John reflected: “It’s about people, ultimately. The technology is there, it works, it has been proven in many different areas. It’s now about engaging and educating and bringing people with you on the change journey.”
How can progress be measured?
“You always have to start from a reasonably sold baseline,” said John. “It’s tricky, because there’s not always a clear start point. It’s always useful to establish those parameters from the start. When we work with fertility clinics, for example, we look at the number of staff they have, the number of patients, the treatments that they are having. Then we look at the amount of lag time for getting people through their treatments. Those are metrics that we can easily measure. We often try to engage with our clients and ask: what is your current pain point? If we could remove friction from that aspect of the flow, would that make the most difference to you?”

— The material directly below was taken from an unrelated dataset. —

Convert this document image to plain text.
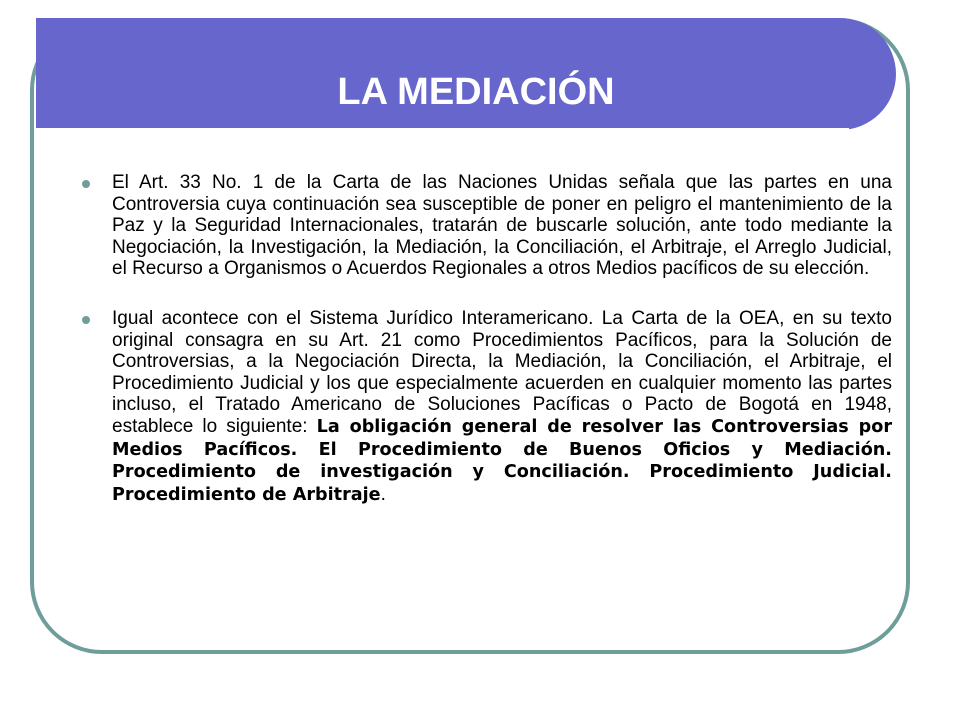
LA MEDIACIÓN
El Art. 33 No. 1 de la Carta de las Naciones Unidas señala que las partes en una Controversia cuya continuación sea susceptible de poner en peligro el mantenimiento de la Paz y la Seguridad Internacionales, tratarán de buscarle solución, ante todo mediante la Negociación, la Investigación, la Mediación, la Conciliación, el Arbitraje, el Arreglo Judicial, el Recurso a Organismos o Acuerdos Regionales a otros Medios pacíficos de su elección.
Igual acontece con el Sistema Jurídico Interamericano. La Carta de la OEA, en su texto original consagra en su Art. 21 como Procedimientos Pacíficos, para la Solución de Controversias, a la Negociación Directa, la Mediación, la Conciliación, el Arbitraje, el Procedimiento Judicial y los que especialmente acuerden en cualquier momento las partes incluso, el Tratado Americano de Soluciones Pacíficas o Pacto de Bogotá en 1948, establece lo siguiente: La obligación general de resolver las Controversias por Medios Pacíficos. El Procedimiento de Buenos Oficios y Mediación. Procedimiento de investigación y Conciliación. Procedimiento Judicial. Procedimiento de Arbitraje.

From Alder Hey, Kate stressed the importance of building progress measurement and the benefits realisation approach into project and deployment processes. “We have what we call drive and watch measures for our key progresses – drive being the ‘big ticket’ items and the watch measures being the smaller things we keep an eye on as we go. For each programme, we have a really clear set of measures which are categorised in this way and tracked over time. That can then lead into looking at things like quality benefits, productivity benefits, or cash-releasing benefits.”
Chris agreed that having the benefits realisation approach is vital, especially for larger projects bringing transformational change to the organisation. “We usually consider the digital part of these programmes to be an enabler – often digital has played a role alongside other factors and teams, but it’s important to ensure that it gets included when reviewing a project. That helps to prove the merits and the investment into digital.”
He also shared the view that the NHS should look at how “overall experience” can be measured with regards to the complex set of systems in use within NHS organisations. “We have the staff satisfaction surveys and so on which often raise issues with ease of use around IT and modernity of systems. We have started to look into using a system usability scale, and that can help to surface some of the issues. For example, one of the things where interoperability projects don’t tend to do so well, with two connected systems, is the fact that it’s often not easily flagged to the user when something isn’t working. Data doesn’t update or doesn’t become available or there’s a difference between one system to the next. It means there’s a blind spot, and usability scales are useful to highlight those so you can look into dealing with them.”
Many thanks to Kate, Chris and John for joining us and for sharing their insights.